Cat was shaking his head. “All this is getting too crazy for me. It’s all out of control.”
“Look,” Meg said, “I know you’re worried about Jinx — I am, too. But this won’t slow us down.”
“You don’t know what’s happened since I saw you. I have a lot to bring you up to date on.”
“Do we have to do anything about it tonight?”
“Well, no, but...”
Meg placed a hand on his cheek. “Cat, we’ve got to get Maribel back to her father. I think you can understand how important that is to both of them, can’t you?”
Cat nodded wearily. “Yeah, sure, okay,” he said. “Jesus, what a day!”
“So what’s happened while I was gone?” Meg asked.
Cat poured them all a brandy and brought Meg up to date.

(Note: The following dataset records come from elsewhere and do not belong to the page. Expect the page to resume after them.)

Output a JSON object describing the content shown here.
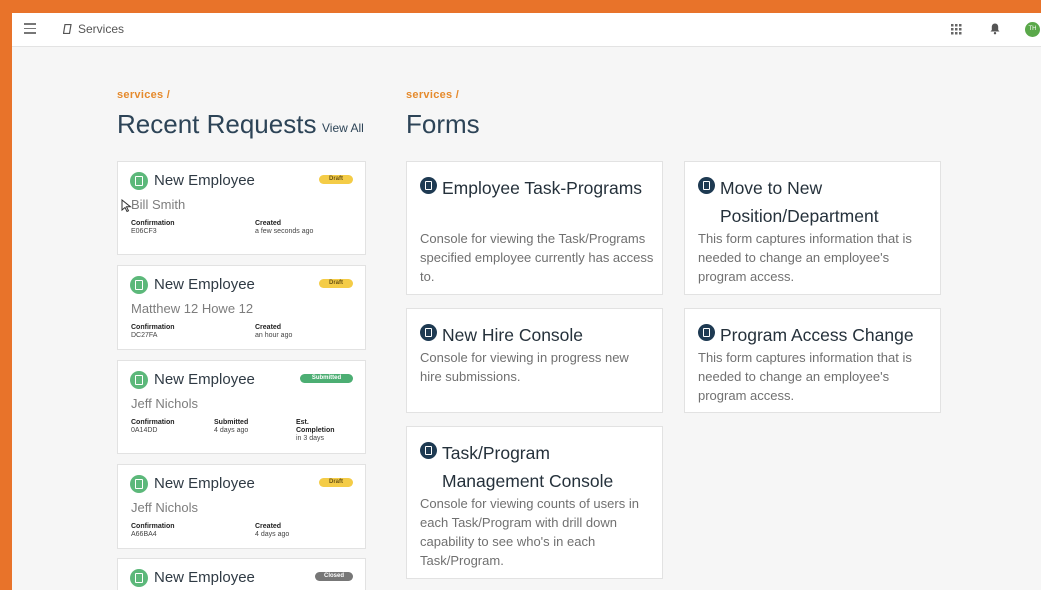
{
  "topbar": {
    "menu_icon": "hamburger-menu-icon",
    "breadcrumb_icon": "document-icon",
    "breadcrumb": "Services",
    "apps_icon": "grid-apps-icon",
    "notifications_icon": "bell-icon",
    "avatar_initials": "TH"
  },
  "recent": {
    "crumb": "services /",
    "title": "Recent Requests",
    "view_all": "View All",
    "cards": [
      {
        "title": "New Employee",
        "badge": "Draft",
        "name": "Bill Smith",
        "meta": [
          {
            "label": "Confirmation",
            "value": "E06CF3"
          },
          {
            "label": "Created",
            "value": "a few seconds ago"
          }
        ]
      },
      {
        "title": "New Employee",
        "badge": "Draft",
        "name": "Matthew 12 Howe 12",
        "meta": [
          {
            "label": "Confirmation",
            "value": "DC27FA"
          },
          {
            "label": "Created",
            "value": "an hour ago"
          }
        ]
      },
      {
        "title": "New Employee",
        "badge": "Submitted",
        "name": "Jeff Nichols",
        "meta": [
          {
            "label": "Confirmation",
            "value": "0A14DD"
          },
          {
            "label": "Submitted",
            "value": "4 days ago"
          },
          {
            "label": "Est. Completion",
            "value": "in 3 days"
          }
        ]
      },
      {
        "title": "New Employee",
        "badge": "Draft",
        "name": "Jeff Nichols",
        "meta": [
          {
            "label": "Confirmation",
            "value": "A66BA4"
          },
          {
            "label": "Created",
            "value": "4 days ago"
          }
        ]
      },
      {
        "title": "New Employee",
        "badge": "Closed"
      }
    ]
  },
  "forms": {
    "crumb": "services /",
    "title": "Forms",
    "cards": [
      {
        "title": "Employee Task-Programs",
        "desc": "Console for viewing the Task/Programs specified employee currently has access to."
      },
      {
        "title": "Move to New Position/Department",
        "desc": "This form captures information that is needed to change an employee's program access."
      },
      {
        "title": "New Hire Console",
        "desc": "Console for viewing in progress new hire submissions."
      },
      {
        "title": "Program Access Change",
        "desc": "This form captures information that is needed to change an employee's program access."
      },
      {
        "title": "Task/Program Management Console",
        "desc": "Console for viewing counts of users in each Task/Program with drill down capability to see who's in each Task/Program."
      }
    ]
  },
  "colors": {
    "outer_background": "#e8732a",
    "accent_orange": "#e58a2c",
    "heading_navy": "#2d4457",
    "request_icon_green": "#5cb87a",
    "form_icon_navy": "#1e3a52",
    "badge_draft": "#f4cc47",
    "badge_submitted": "#4cae73",
    "badge_closed": "#777777"
  }
}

“So we’re going to Leticia?” Meg asked.
“I’m going to Leticia,” Cat replied.
“Listen, Cat,” she said firmly, “get used to this, now. Where you go, I’m going, too. You go to Leticia, I go to Leticia. It’s as simple as that. You don’t speak the language, remember? You still need my help. Anyway, I’m not letting you out of my sight again.”
Cat tossed off his brandy and poured them all another one. “God knows, I’d rather go with you than without you. I wouldn’t have gotten this far on my own.” He stood up. “Listen, I’ve got to get some sleep. I’m whipped.” He went into the bedroom, undressed, and got into bed quickly, out of modesty. He always slept naked, didn’t own a pair of pajamas.